Meyers quit working for Prince in order to focus on her writing career. However, she struggled to get her work published, so she worked as a recruiter on Wall Street. Then she had the idea to write a mystery that incorporated her theatre and Wall Street careers. The resulting book, The Big Killing, was released in 1989.

Meyers is known for her Smith and Wetzon series and Olivia Brown series as well as the Dutchman series she wrote with her husband, Martin Meyers, published under the joint pseudonym Maan Meyers. Leslie Wetzon is based on Meyers. Olivia Brown was inspired by Edna St. Vincent Millay. Meyers has contributed to various story anthologies. Her books have been translated into several languages.

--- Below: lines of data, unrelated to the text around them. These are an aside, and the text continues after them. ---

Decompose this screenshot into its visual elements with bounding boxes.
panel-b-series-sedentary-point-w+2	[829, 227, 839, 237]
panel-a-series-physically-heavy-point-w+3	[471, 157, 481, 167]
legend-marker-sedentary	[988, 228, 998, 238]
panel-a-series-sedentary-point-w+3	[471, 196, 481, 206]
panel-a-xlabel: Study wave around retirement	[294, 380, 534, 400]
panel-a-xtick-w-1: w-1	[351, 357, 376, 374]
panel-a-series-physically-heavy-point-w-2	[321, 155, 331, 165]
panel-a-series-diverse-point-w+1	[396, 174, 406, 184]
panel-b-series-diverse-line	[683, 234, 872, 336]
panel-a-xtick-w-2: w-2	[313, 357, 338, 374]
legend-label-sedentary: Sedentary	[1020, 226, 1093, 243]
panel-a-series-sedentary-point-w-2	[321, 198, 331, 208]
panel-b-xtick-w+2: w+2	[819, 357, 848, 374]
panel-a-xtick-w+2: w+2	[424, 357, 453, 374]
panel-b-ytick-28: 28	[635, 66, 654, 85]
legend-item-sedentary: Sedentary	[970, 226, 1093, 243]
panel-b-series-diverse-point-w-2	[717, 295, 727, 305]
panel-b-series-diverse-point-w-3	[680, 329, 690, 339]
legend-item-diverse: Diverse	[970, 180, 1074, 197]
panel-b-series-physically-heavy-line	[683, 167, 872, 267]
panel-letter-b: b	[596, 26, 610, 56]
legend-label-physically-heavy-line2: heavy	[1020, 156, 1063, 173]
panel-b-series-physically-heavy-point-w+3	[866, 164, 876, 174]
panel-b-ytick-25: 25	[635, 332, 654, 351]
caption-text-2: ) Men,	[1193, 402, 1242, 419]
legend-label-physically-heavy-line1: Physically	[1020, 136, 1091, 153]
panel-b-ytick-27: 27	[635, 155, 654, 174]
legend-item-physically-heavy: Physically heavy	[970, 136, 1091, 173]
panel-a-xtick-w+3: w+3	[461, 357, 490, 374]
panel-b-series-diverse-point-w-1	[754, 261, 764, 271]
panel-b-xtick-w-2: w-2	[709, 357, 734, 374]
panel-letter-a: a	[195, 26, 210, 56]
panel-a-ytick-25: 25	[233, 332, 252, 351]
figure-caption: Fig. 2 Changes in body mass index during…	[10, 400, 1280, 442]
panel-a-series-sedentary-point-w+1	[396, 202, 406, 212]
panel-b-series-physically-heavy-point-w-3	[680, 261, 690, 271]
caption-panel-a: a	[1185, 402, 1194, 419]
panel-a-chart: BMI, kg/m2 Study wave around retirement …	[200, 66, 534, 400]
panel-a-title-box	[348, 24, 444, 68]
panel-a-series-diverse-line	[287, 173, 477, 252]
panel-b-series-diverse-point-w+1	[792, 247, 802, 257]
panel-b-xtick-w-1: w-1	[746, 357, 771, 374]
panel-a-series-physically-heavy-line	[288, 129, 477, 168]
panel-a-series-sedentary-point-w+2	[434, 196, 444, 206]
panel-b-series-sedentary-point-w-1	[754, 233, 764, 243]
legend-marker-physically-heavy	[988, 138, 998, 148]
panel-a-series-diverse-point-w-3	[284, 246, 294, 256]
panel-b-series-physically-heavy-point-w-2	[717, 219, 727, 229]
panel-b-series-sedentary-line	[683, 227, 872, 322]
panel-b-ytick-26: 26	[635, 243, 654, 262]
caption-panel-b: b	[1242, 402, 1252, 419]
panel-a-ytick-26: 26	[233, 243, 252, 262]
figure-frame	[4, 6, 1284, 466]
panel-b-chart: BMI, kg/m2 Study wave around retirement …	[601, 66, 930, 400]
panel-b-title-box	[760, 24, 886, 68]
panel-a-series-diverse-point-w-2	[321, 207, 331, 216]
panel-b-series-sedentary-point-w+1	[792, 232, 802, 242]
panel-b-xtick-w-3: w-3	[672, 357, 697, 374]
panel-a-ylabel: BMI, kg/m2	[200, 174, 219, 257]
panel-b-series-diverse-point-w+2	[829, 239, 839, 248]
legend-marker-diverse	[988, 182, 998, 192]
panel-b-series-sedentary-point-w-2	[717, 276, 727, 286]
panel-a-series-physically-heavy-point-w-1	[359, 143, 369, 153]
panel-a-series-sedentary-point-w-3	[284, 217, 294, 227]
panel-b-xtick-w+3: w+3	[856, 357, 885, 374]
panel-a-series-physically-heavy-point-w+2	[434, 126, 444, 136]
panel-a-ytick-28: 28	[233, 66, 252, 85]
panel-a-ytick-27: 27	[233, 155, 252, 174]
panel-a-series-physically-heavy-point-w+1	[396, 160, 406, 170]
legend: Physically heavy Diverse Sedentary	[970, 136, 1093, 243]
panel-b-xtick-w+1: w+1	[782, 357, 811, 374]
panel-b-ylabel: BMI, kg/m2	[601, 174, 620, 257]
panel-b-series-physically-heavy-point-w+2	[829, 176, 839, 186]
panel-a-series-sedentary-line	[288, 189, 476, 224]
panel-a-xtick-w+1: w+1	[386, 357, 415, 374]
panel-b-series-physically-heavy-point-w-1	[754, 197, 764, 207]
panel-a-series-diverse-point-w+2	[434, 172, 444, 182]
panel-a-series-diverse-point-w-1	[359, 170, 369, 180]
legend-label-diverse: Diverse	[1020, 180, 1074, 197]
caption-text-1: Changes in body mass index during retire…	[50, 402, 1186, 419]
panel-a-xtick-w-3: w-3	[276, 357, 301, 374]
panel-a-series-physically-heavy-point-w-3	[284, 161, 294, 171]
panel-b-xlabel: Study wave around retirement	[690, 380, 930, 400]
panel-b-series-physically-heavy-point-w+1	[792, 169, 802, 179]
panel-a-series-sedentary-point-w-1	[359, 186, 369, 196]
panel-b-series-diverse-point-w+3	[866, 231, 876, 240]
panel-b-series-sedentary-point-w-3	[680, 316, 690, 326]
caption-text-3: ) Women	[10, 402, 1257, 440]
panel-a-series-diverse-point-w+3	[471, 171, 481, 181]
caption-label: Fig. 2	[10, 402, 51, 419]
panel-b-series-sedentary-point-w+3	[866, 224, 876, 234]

She is a member of the Authors Guild, Mystery Writers of America, Sisters in Crime, MENSA, Private Eye Writers of America, and the International Association of Crime Writers. She was once President of Sisters in Crime. She lives in New York City. Her favorite book is Moby Dick.

== Selected works ==

=== Smith and Wetzon series ===

- The Big Killing, Bantam, 1989.
- Tender Death, Bantam, 1990.
- The Deadliest Option, Bantam, 1991.
- Blood on the Street, Doubleday, 1992.
- Murder: The Musical, Doubleday, 1993.
- These Bones Were Made for Dancin', Doubleday, 1995.
- The Groaning Board, Doubleday, 1997.
- Hedging, Five Star Press, 2005.

=== Olivia Brown mysteries ===

- Free Love, Mysterious Press/Warner, 1999.
- Murder Me Now, Mysterious, 2001.

=== Dutchman series, with Martin Meyers, under joint pseudonym Maan Meyers ===

- The Dutchman, Doubleday, 1992.
- The Kingsbridge Plot, Doubleday, 1993.
- The High Constable, Doubleday, 1994.
- The Dutchman's Dilemma, Bantam, 1995.
- The House On Mulberry Street, Bantam, 1996.
- The Lucifer Contract, Bantam, 1997.
- The Organ Grinder, Five Star/Gale, 2008.